Static SQL Is Easier To Maintain
Unless you plan to give all users read and write permissions
to an entire database, static SQL will be easier to maintain. This is because with dynamic SQL you will
have to constantly add permissions for each table or object used in the dynamic
code. With static SQL all you have to do
is give execute permissions to a stored procedure and
it will work. This reduced the thought
and planning you must spend to ensure no one has permissions they shouldn’t
have and that users can only do what you want them to and nothing more.
For many modifications, a find and replace will work just as
well for the dynamic code as for the static code. So maintenance in this area is often the
same.
Another benefit and time saver with static code is that SQL
Server can verify that your syntax is correct.
With dynamic SQL, SQL Server has no idea what code it will execute until
you execute it. There could be bugs and
errors waiting to surface as users begin using your dynamic SQL, unless you
spend extra time testing every possible combination for dynamic SQL similar to
the one used in CASE 3. Testing
increases geometrically with each variable you add and by the time you have 20
or 30 variables that help determine how the dynamic SQL is built, you must do a
lot of testing to ensure you don’t build the string incorrectly and cause a
syntax error.
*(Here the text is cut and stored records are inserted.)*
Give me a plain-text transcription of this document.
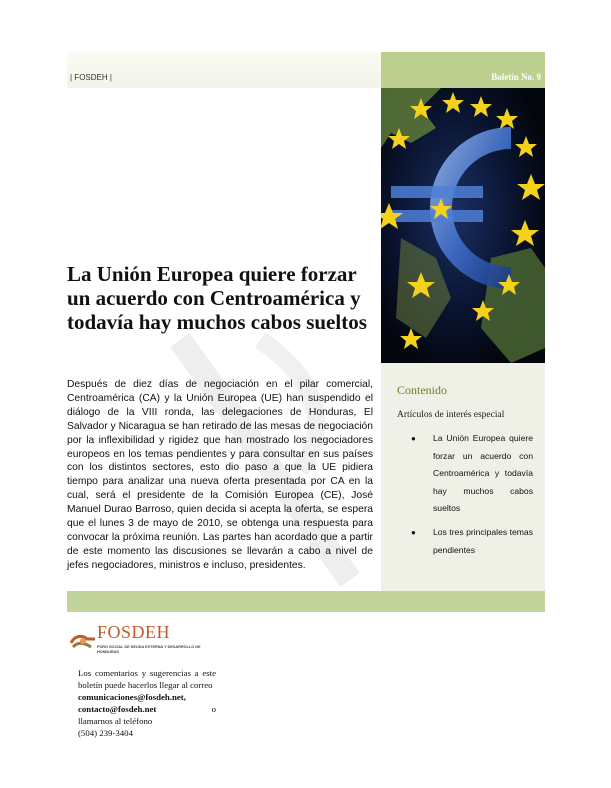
| FOSDEH |	Boletín No. 9
La Unión Europea quiere forzar un acuerdo con Centroamérica y todavía hay muchos cabos sueltos

Después de diez días de negociación en el pilar comercial, Centroamérica (CA) y la Unión Europea (UE) han suspendido el diálogo de la VIII ronda, las delegaciones de Honduras, El Salvador y Nicaragua se han retirado de las mesas de negociación por la inflexibilidad y rigidez que han mostrado los negociadores europeos en los temas pendientes y para consultar en sus países con los distintos sectores, esto dio paso a que la UE pidiera tiempo para analizar una nueva oferta presentada por CA en la cual, será el presidente de la Comisión Europea (CE), José Manuel Durao Barroso, quien decida si acepta la oferta, se espera que el lunes 3 de mayo de 2010, se obtenga una respuesta para convocar la próxima reunión. Las partes han acordado que a partir de este momento las discusiones se llevarán a cabo a nivel de jefes negociadores, ministros e incluso, presidentes.

Contenido
Artículos de interés especial
● La Unión Europea quiere forzar un acuerdo con Centroamérica y todavía hay muchos cabos sueltos
● Los tres principales temas pendientes
FOSDEH
FORO SOCIAL DE DEUDA EXTERNA Y DESARROLLO DE HONDURAS
Los comentarios y sugerencias a este boletín puede hacerlos llegar al correo
comunicaciones@fosdeh.net,
contacto@fosdeh.net	o

llamarnos al teléfono
(504) 239-3404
With static SQL you can
build as many queries as needed and SQL Server will check the syntax for you.
As your dynamic SQL code grows and the query it builds
becomes more complex the code becomes harder to follow and read. Another problem appears when the code you put
into a variable exceeds 8000 characters and gets chopped off abruptly. At this point, you’re only alternative is to
convert the dynamic SQL to static SQL.
The time needed for conversion grows with the complexity of the queries
being built.
I have faced and still face these problems. A few months ago, I converted one of our most
complex stored procedures from dynamic SQL to static SQL. It took about 3 weeks to convert and then a few
more weeks to test to ensure no functionality was lost.
Conclusion
When developing code you should always consider using static
SQL. Dynamic SQL only becomes a possible
solution if you can find no way to use static SQL. When you consider coding time, permissions
management, testing, readability, and the possibility of being forced to
convert code from dynamic to static you find that maintenance requirements for
static SQL are less than that for dynamic SQL.